Nei giorni caldi della crisi greca di quest’estate l’argomento a favore della Grecia che un’Europa senza di essa sarebbe impossibile in quanto patria nell’antichità dei valori europei ha destato una forte reazione sia nel discorso mediatico main stream sia in numerosi interventi di privati cittadini in vari forum in rete. In Italia l’intervento più noto è stato quello di Claudio Magris sul Corriere della Sera, del quale però non intendo occuparmi in quanto in un successivo articolo nella stessa sede lo scrittore triestino ha relativizzato le proprie posizioni. In realtà la questione era ed è di poco conto: l’argomento, utilizzato in forma ufficiale da esponenti del governo francese e, credo, italiano, è evidentemente un argomento retorico e pletorico, che il linguaggio diplomatico ha usato sia perchè un’allusione alle radici classiche compare nella peraltro mai entrata in vigore costituzione europea sia come succedaneo nell’impossibilità di elencare tutte le ragioni a favore di una permanenza della Grecia nell’Euro, perché ne sarebbe emerso un quadro poco edificante dei comportamenti tenuti dai gruppi dirigenti della UE e in particolare di coloro che, specie nel governo tedesco, si sono eretti a custodi della morale pubblica.

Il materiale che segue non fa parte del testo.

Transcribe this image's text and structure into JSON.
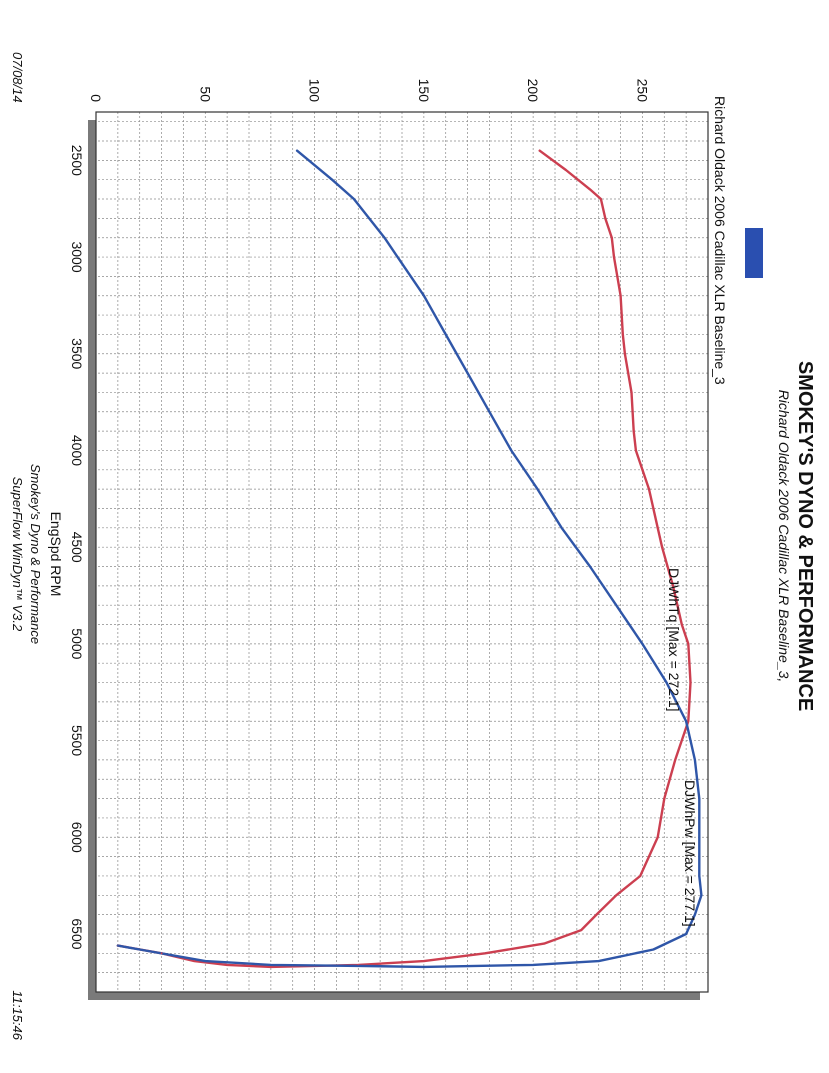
{
  "header": {
    "title": "SMOKEY'S DYNO & PERFORMANCE",
    "subtitle": "Richard Oldack 2006 Cadillac XLR Baseline_3,",
    "run_name": "Richard Oldack 2006 Cadillac XLR Baseline_3"
  },
  "footer": {
    "date": "07/08/14",
    "time": "11:15:46",
    "credit_1": "Smokey's Dyno & Performance",
    "credit_2": "SuperFlow WinDyn™ V3.2"
  },
  "colors": {
    "torque": "#cc3f50",
    "power": "#2f56a8",
    "legend_swatch": "#2a4fb0"
  },
  "chart_data": {
    "type": "line",
    "xlabel": "EngSpd RPM",
    "ylabel": "",
    "xlim": [
      2250,
      6800
    ],
    "ylim": [
      0,
      280
    ],
    "xticks": [
      2500,
      3000,
      3500,
      4000,
      4500,
      5000,
      5500,
      6000,
      6500
    ],
    "yticks": [
      0,
      50,
      100,
      150,
      200,
      250
    ],
    "grid": true,
    "series": [
      {
        "name": "DJWhTq [Max = 272.1]",
        "color": "#cc3f50",
        "points": [
          [
            2450,
            203
          ],
          [
            2550,
            215
          ],
          [
            2650,
            226
          ],
          [
            2700,
            231
          ],
          [
            2800,
            233
          ],
          [
            2900,
            236
          ],
          [
            3000,
            237
          ],
          [
            3200,
            240
          ],
          [
            3400,
            241
          ],
          [
            3500,
            242
          ],
          [
            3700,
            245
          ],
          [
            3900,
            246
          ],
          [
            4000,
            247
          ],
          [
            4200,
            253
          ],
          [
            4400,
            257
          ],
          [
            4500,
            259
          ],
          [
            4700,
            264
          ],
          [
            4900,
            268
          ],
          [
            5000,
            271
          ],
          [
            5200,
            272
          ],
          [
            5400,
            271
          ],
          [
            5600,
            265
          ],
          [
            5800,
            260
          ],
          [
            6000,
            257
          ],
          [
            6200,
            249
          ],
          [
            6300,
            238
          ],
          [
            6400,
            229
          ],
          [
            6480,
            222
          ],
          [
            6550,
            205
          ],
          [
            6600,
            178
          ],
          [
            6640,
            150
          ],
          [
            6660,
            120
          ],
          [
            6670,
            80
          ],
          [
            6660,
            60
          ],
          [
            6640,
            45
          ],
          [
            6600,
            30
          ],
          [
            6560,
            10
          ]
        ]
      },
      {
        "name": "DJWhPw [Max = 277.1]",
        "color": "#2f56a8",
        "points": [
          [
            2450,
            92
          ],
          [
            2600,
            108
          ],
          [
            2700,
            118
          ],
          [
            2800,
            125
          ],
          [
            2900,
            132
          ],
          [
            3000,
            138
          ],
          [
            3200,
            150
          ],
          [
            3400,
            160
          ],
          [
            3600,
            170
          ],
          [
            3800,
            180
          ],
          [
            4000,
            190
          ],
          [
            4200,
            202
          ],
          [
            4400,
            213
          ],
          [
            4600,
            226
          ],
          [
            4800,
            238
          ],
          [
            5000,
            250
          ],
          [
            5200,
            261
          ],
          [
            5400,
            270
          ],
          [
            5600,
            274
          ],
          [
            5800,
            276
          ],
          [
            6000,
            276
          ],
          [
            6200,
            276
          ],
          [
            6300,
            277
          ],
          [
            6400,
            274
          ],
          [
            6500,
            270
          ],
          [
            6580,
            255
          ],
          [
            6640,
            230
          ],
          [
            6660,
            200
          ],
          [
            6670,
            150
          ],
          [
            6665,
            120
          ],
          [
            6660,
            80
          ],
          [
            6640,
            50
          ],
          [
            6610,
            35
          ],
          [
            6580,
            20
          ],
          [
            6560,
            10
          ]
        ]
      }
    ]
  }
}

E’ tuttavia possibile cogliere in questa piccola vicenda collaterale un paio di dettagli che consentono forse di riflettere qualche aspetto più ampio. Nel discorso mediatico l’argomento storico progreco è stato contestato con motivi egualitari ( nessun paese si può nascondere di fronte alle proprie responsabilità usando come paravento la propria storia) e con motivi morali ( i greci avranno anche fondato la democrazia, ma sono dei recidivi che hanno già chiesto tre anni fa degli aiuti concessi e che ora ne chiedono di nuovi). Ora ciò che vorrei sottolineare in queste obiezioni non è la loro pertinenza o meno ( a mio avviso esse sono in astratto accettabili, ma si basano su una ricostruzione dei fatti a dir poco parziale), quanto due presupposti che le caratterizzano: innanzi tutto che i comportamenti di intere nazioni cioè di entità complesse e collettive siano giudicabili con criteri uguali a quelli dei comportamenti individuali; in secondo luogo che non esista nessun senso storico negli avvenimenti, segnatamente quindi nessuna idea di giustizia e di responsabilità storiche.

Da un certo punto di vista non c’è nulla di strano in questi presupposti: in fondo l’immagine della Grecia moderna erede di quella antica è un’immagine umanistica, che si basa proprio su un sentimento di responsabilità storica e partecipa di quell’idea di comunanza spirituale nelle epoche propria dell’umanesimo, e ormai da decenni la cultura umanistica non è più considerata utile dalle classi dirigenti occidentali ed è stata sostituita in ogni campo dalla tecnocrazia.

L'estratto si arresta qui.